3.1.1 _sample_rois()

从2000个roi中选择256个正负样本，用于Fast RCNN训练

#all_rois：第一列全0，后4列为坐标
#gt_boxes：gt_boxes前4列为坐标，最后一列为类别
def _sample_rois(all_rois, all_scores, gt_boxes, fg_rois_per_image, rois_per_image, num_classes):
  """
  Generate a random sample of RoIs comprising foreground and background examples.
  生成包含前景和背景示例的RoI随机样本。
  """
  # overlaps: (rois x gt_boxes)
  # 计算anchors和gt_boxes重叠区域面积的比值
  overlaps = bbox_overlaps(
    np.ascontiguousarray(all_rois[:, 1:5], dtype=np.float),  #all_rois.shape(2000,5)
    np.ascontiguousarray(gt_boxes[:, :4], dtype=np.float))   #gt_boxes.shape(n,5),n为gt数量

  # 计算每一个anchor与哪个gt有最大重叠，即gt_assignment
  # 如上所述，需计算每一个anchor与gt的重叠率，如果有多个gt，则需要找出当前anchor与哪一个gt有最大重叠。
  # gt_assignment的值为gt的序号：如0、1...len(gt)-1
  gt_assignment = overlaps.argmax(axis=1)  #返回沿轴axis最大值的索引，#shape(2000,？)

  max_overlaps = overlaps.max(axis=1) #得到每个anchors对应的gt_boxes的重叠区域的值，#shape(2000,？)
  labels = gt_boxes[gt_assignment, 4] #得到每个anchors对应的gt_boxes的类别，#shape(2000,？)

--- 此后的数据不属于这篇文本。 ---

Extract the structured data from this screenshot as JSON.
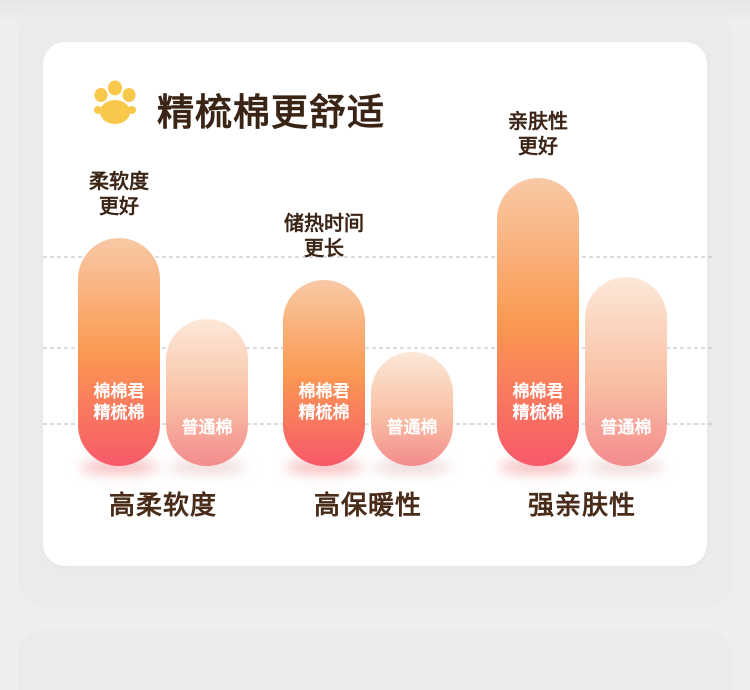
{
  "title": "精梳棉更舒适",
  "title_icon": "paw-icon",
  "colors": {
    "primary_top": "#f8c9a6",
    "primary_mid": "#fb9a52",
    "primary_bottom": "#f7596a",
    "secondary_top": "#fce8d8",
    "secondary_bottom": "#f38c8e",
    "title_text": "#3a2415",
    "category_text": "#4a2c1a",
    "annotation_text": "#3b2516",
    "icon": "#f7c84a"
  },
  "chart_data": {
    "type": "bar",
    "categories": [
      "高柔软度",
      "高保暖性",
      "强亲肤性"
    ],
    "series": [
      {
        "name": "棉棉君精梳棉",
        "label_lines": [
          "棉棉君",
          "精梳棉"
        ],
        "values": [
          7.6,
          6.2,
          9.6
        ]
      },
      {
        "name": "普通棉",
        "label_lines": [
          "普通棉"
        ],
        "values": [
          4.9,
          3.8,
          6.3
        ]
      }
    ],
    "annotations": [
      {
        "category": "高柔软度",
        "lines": [
          "柔软度",
          "更好"
        ]
      },
      {
        "category": "高保暖性",
        "lines": [
          "储热时间",
          "更长"
        ]
      },
      {
        "category": "强亲肤性",
        "lines": [
          "亲肤性",
          "更好"
        ]
      }
    ],
    "ylim": [
      0,
      10
    ],
    "grid": true,
    "legend": "none",
    "xlabel": "",
    "ylabel": ""
  }
}
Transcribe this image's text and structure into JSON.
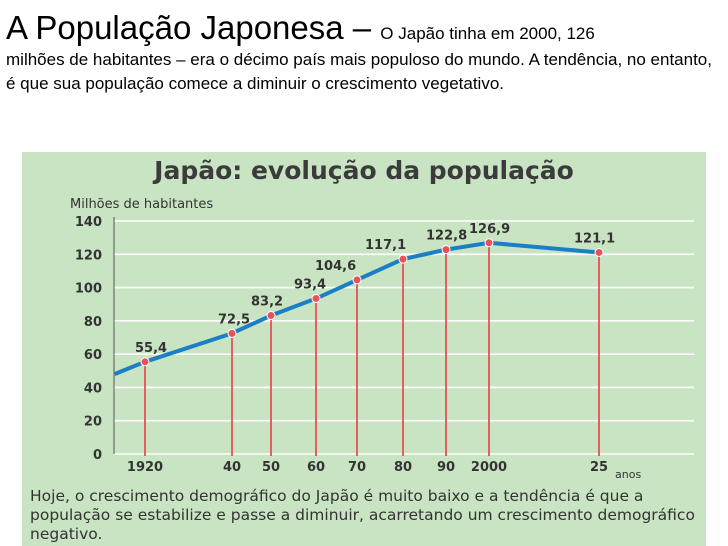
{
  "intro": {
    "title": "A População Japonesa – ",
    "lead": "O Japão tinha em 2000, 126",
    "body": "milhões de habitantes – era o décimo país mais populoso do mundo. A tendência, no entanto, é que sua população comece a diminuir o crescimento vegetativo."
  },
  "panel": {
    "title": "Japão: evolução da população",
    "caption": "Hoje, o crescimento demográfico do Japão é muito baixo e a tendência é que a população se estabilize e passe a diminuir, acarretando um crescimento demográfico negativo."
  },
  "chart_data": {
    "type": "line",
    "title": "Japão: evolução da população",
    "ylabel": "Milhões de habitantes",
    "xlabel": "anos",
    "ylim": [
      0,
      140
    ],
    "yticks": [
      0,
      20,
      40,
      60,
      80,
      100,
      120,
      140
    ],
    "x": [
      1920,
      1940,
      1950,
      1960,
      1970,
      1980,
      1990,
      2000,
      2025
    ],
    "xticklabels": [
      "1920",
      "40",
      "50",
      "60",
      "70",
      "80",
      "90",
      "2000",
      "25"
    ],
    "values": [
      55.4,
      72.5,
      83.2,
      93.4,
      104.6,
      117.1,
      122.8,
      126.9,
      121.1
    ],
    "value_labels": [
      "55,4",
      "72,5",
      "83,2",
      "93,4",
      "104,6",
      "117,1",
      "122,8",
      "126,9",
      "121,1"
    ],
    "line_start": {
      "x": 1913,
      "y": 48
    },
    "colors": {
      "line": "#1a7fc4",
      "drop": "#e8505a",
      "point": "#e8505a",
      "background": "#c9e4c3"
    }
  }
}
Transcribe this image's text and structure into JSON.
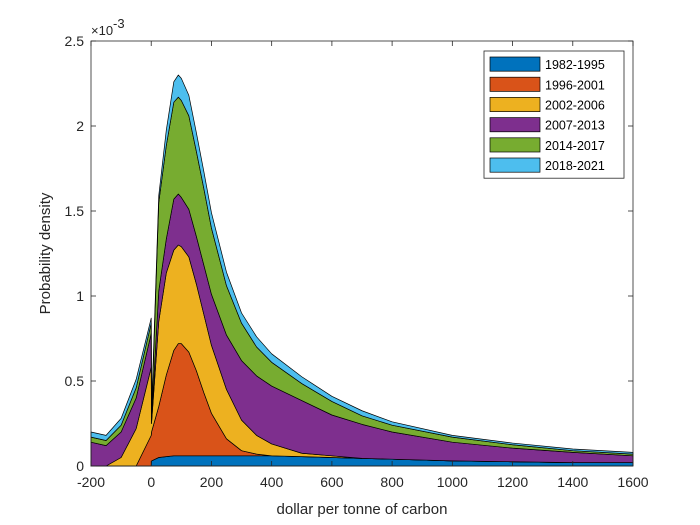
{
  "chart_data": {
    "type": "area",
    "stacked": true,
    "title": "",
    "xlabel": "dollar per tonne of carbon",
    "ylabel": "Probability density",
    "xlim": [
      -200,
      1600
    ],
    "ylim": [
      0,
      0.0025
    ],
    "xticks": [
      -200,
      0,
      200,
      400,
      600,
      800,
      1000,
      1200,
      1400,
      1600
    ],
    "xtick_labels": [
      "-200",
      "0",
      "200",
      "400",
      "600",
      "800",
      "1000",
      "1200",
      "1400",
      "1600"
    ],
    "yticks": [
      0,
      0.0005,
      0.001,
      0.0015,
      0.002,
      0.0025
    ],
    "ytick_labels": [
      "0",
      "0.5",
      "1",
      "1.5",
      "2",
      "2.5"
    ],
    "y_exponent_label": "×10",
    "y_exponent_power": "-3",
    "grid": false,
    "legend_position": "top-right",
    "x": [
      -200,
      -150,
      -100,
      -50,
      0,
      1,
      25,
      50,
      75,
      90,
      100,
      125,
      150,
      175,
      200,
      250,
      300,
      350,
      400,
      500,
      600,
      700,
      800,
      1000,
      1200,
      1400,
      1600
    ],
    "series": [
      {
        "name": "1982-1995",
        "color": "#0072BD",
        "values": [
          0,
          0,
          0,
          0,
          0,
          3e-05,
          5e-05,
          5.5e-05,
          6e-05,
          6e-05,
          6e-05,
          6e-05,
          6e-05,
          6e-05,
          6e-05,
          6e-05,
          6e-05,
          6e-05,
          6e-05,
          5.5e-05,
          5e-05,
          4.5e-05,
          4e-05,
          3e-05,
          2.5e-05,
          2e-05,
          2e-05
        ]
      },
      {
        "name": "1996-2001",
        "color": "#D95319",
        "values": [
          0,
          0,
          0,
          0,
          0.00018,
          0.00017,
          0.0003,
          0.00048,
          0.00062,
          0.00066,
          0.00066,
          0.00061,
          0.0005,
          0.00037,
          0.00025,
          0.0001,
          3e-05,
          1e-05,
          0,
          0,
          0,
          0,
          0,
          0,
          0,
          0,
          0
        ]
      },
      {
        "name": "2002-2006",
        "color": "#EDB120",
        "values": [
          0,
          0,
          5e-05,
          0.00022,
          0.0004,
          5e-05,
          0.0005,
          0.0006,
          0.00059,
          0.00058,
          0.00057,
          0.00056,
          0.00051,
          0.00046,
          0.0004,
          0.00029,
          0.00018,
          0.00011,
          7e-05,
          2e-05,
          1e-05,
          0,
          0,
          0,
          0,
          0,
          0
        ]
      },
      {
        "name": "2007-2013",
        "color": "#7E2F8E",
        "values": [
          0.00014,
          0.00012,
          0.00015,
          0.00018,
          0.0002,
          2e-05,
          0.00018,
          0.0002,
          0.0003,
          0.0003,
          0.00029,
          0.00028,
          0.00028,
          0.00029,
          0.0003,
          0.00032,
          0.00035,
          0.00035,
          0.00034,
          0.00031,
          0.00024,
          0.0002,
          0.00016,
          0.00011,
          8e-05,
          6e-05,
          4e-05
        ]
      },
      {
        "name": "2014-2017",
        "color": "#77AC30",
        "values": [
          3e-05,
          3e-05,
          4e-05,
          6e-05,
          6e-05,
          2e-05,
          0.00052,
          0.00055,
          0.00057,
          0.00057,
          0.00057,
          0.00055,
          0.0005,
          0.00045,
          0.00039,
          0.00029,
          0.00022,
          0.00017,
          0.00014,
          0.0001,
          8e-05,
          5e-05,
          4e-05,
          3e-05,
          2e-05,
          1e-05,
          1e-05
        ]
      },
      {
        "name": "2018-2021",
        "color": "#4DBEEE",
        "values": [
          3e-05,
          3e-05,
          4e-05,
          5e-05,
          3e-05,
          3e-05,
          4e-05,
          9e-05,
          0.00012,
          0.00013,
          0.00013,
          0.00012,
          0.00011,
          0.0001,
          9e-05,
          8e-05,
          6e-05,
          6e-05,
          5e-05,
          4e-05,
          3e-05,
          3e-05,
          2e-05,
          1e-05,
          1e-05,
          1e-05,
          1e-05
        ]
      }
    ]
  }
}
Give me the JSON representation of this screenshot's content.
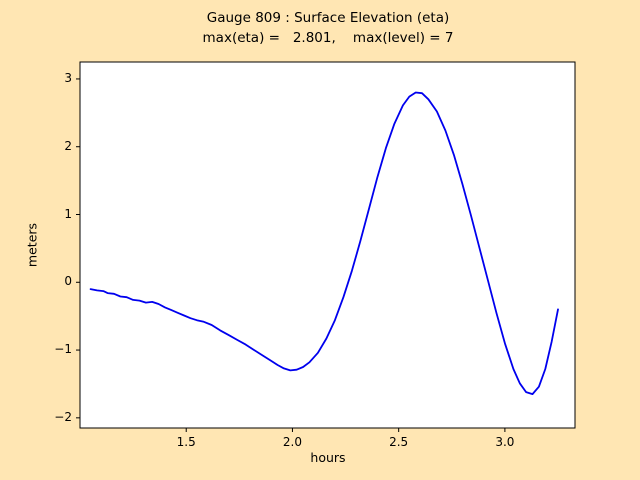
{
  "figure": {
    "background_color": "#ffe6b3",
    "axes_background": "#ffffff",
    "axes_edge_color": "#000000"
  },
  "chart_data": {
    "type": "line",
    "title": "Gauge 809 : Surface Elevation (eta)",
    "subtitle": "max(eta) =   2.801,    max(level) = 7",
    "xlabel": "hours",
    "ylabel": "meters",
    "xlim": [
      1.0,
      3.33
    ],
    "ylim": [
      -2.15,
      3.25
    ],
    "xticks": [
      1.5,
      2.0,
      2.5,
      3.0
    ],
    "xtick_labels": [
      "1.5",
      "2.0",
      "2.5",
      "3.0"
    ],
    "yticks": [
      -2,
      -1,
      0,
      1,
      2,
      3
    ],
    "ytick_labels": [
      "−2",
      "−1",
      "0",
      "1",
      "2",
      "3"
    ],
    "grid": false,
    "legend": false,
    "max_eta": 2.801,
    "max_level": 7,
    "line_color": "#0000ee",
    "line_width": 1.8,
    "series": [
      {
        "name": "eta",
        "x": [
          1.05,
          1.08,
          1.11,
          1.13,
          1.16,
          1.19,
          1.22,
          1.25,
          1.28,
          1.31,
          1.34,
          1.37,
          1.4,
          1.43,
          1.46,
          1.49,
          1.52,
          1.55,
          1.58,
          1.62,
          1.66,
          1.7,
          1.74,
          1.78,
          1.82,
          1.86,
          1.9,
          1.93,
          1.96,
          1.99,
          2.02,
          2.05,
          2.08,
          2.12,
          2.16,
          2.2,
          2.24,
          2.28,
          2.32,
          2.36,
          2.4,
          2.44,
          2.48,
          2.52,
          2.55,
          2.58,
          2.61,
          2.64,
          2.68,
          2.72,
          2.76,
          2.8,
          2.84,
          2.88,
          2.92,
          2.96,
          3.0,
          3.04,
          3.07,
          3.1,
          3.13,
          3.16,
          3.19,
          3.22,
          3.25
        ],
        "y": [
          -0.1,
          -0.12,
          -0.13,
          -0.16,
          -0.17,
          -0.21,
          -0.22,
          -0.26,
          -0.27,
          -0.3,
          -0.29,
          -0.32,
          -0.37,
          -0.41,
          -0.45,
          -0.49,
          -0.53,
          -0.56,
          -0.58,
          -0.63,
          -0.71,
          -0.78,
          -0.85,
          -0.92,
          -1.0,
          -1.08,
          -1.16,
          -1.22,
          -1.27,
          -1.3,
          -1.29,
          -1.25,
          -1.18,
          -1.04,
          -0.83,
          -0.56,
          -0.22,
          0.17,
          0.61,
          1.08,
          1.55,
          1.98,
          2.34,
          2.61,
          2.74,
          2.8,
          2.79,
          2.7,
          2.52,
          2.24,
          1.88,
          1.45,
          0.99,
          0.51,
          0.03,
          -0.45,
          -0.9,
          -1.28,
          -1.49,
          -1.62,
          -1.65,
          -1.54,
          -1.28,
          -0.88,
          -0.4
        ]
      }
    ]
  }
}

  # Select foreground RoIs as those with >= FG_THRESH overlap
  # 每个anchors对应的gt_boxes的重叠区域的值大于阈值的作为正样本，得到正样本的索引
  fg_inds = np.where(max_overlaps >= cfg.TRAIN.FG_THRESH)[0]
  # Guard against the case when an image has fewer than fg_rois_per_image 防止图像少于fg_rois_per_image的情况
  # Select background RoIs as those within [BG_THRESH_LO, BG_THRESH_HI) 选择背景RoIs为[BG_THRESH_LO，BG_THRESH_HI）
  # 每个anchors对应的gt_boxes的重叠区域的值在给定阈值内作为负样本，得到负样本的索引
  bg_inds = np.where((max_overlaps < cfg.TRAIN.BG_THRESH_HI) &
                     (max_overlaps >= cfg.TRAIN.BG_THRESH_LO))[0]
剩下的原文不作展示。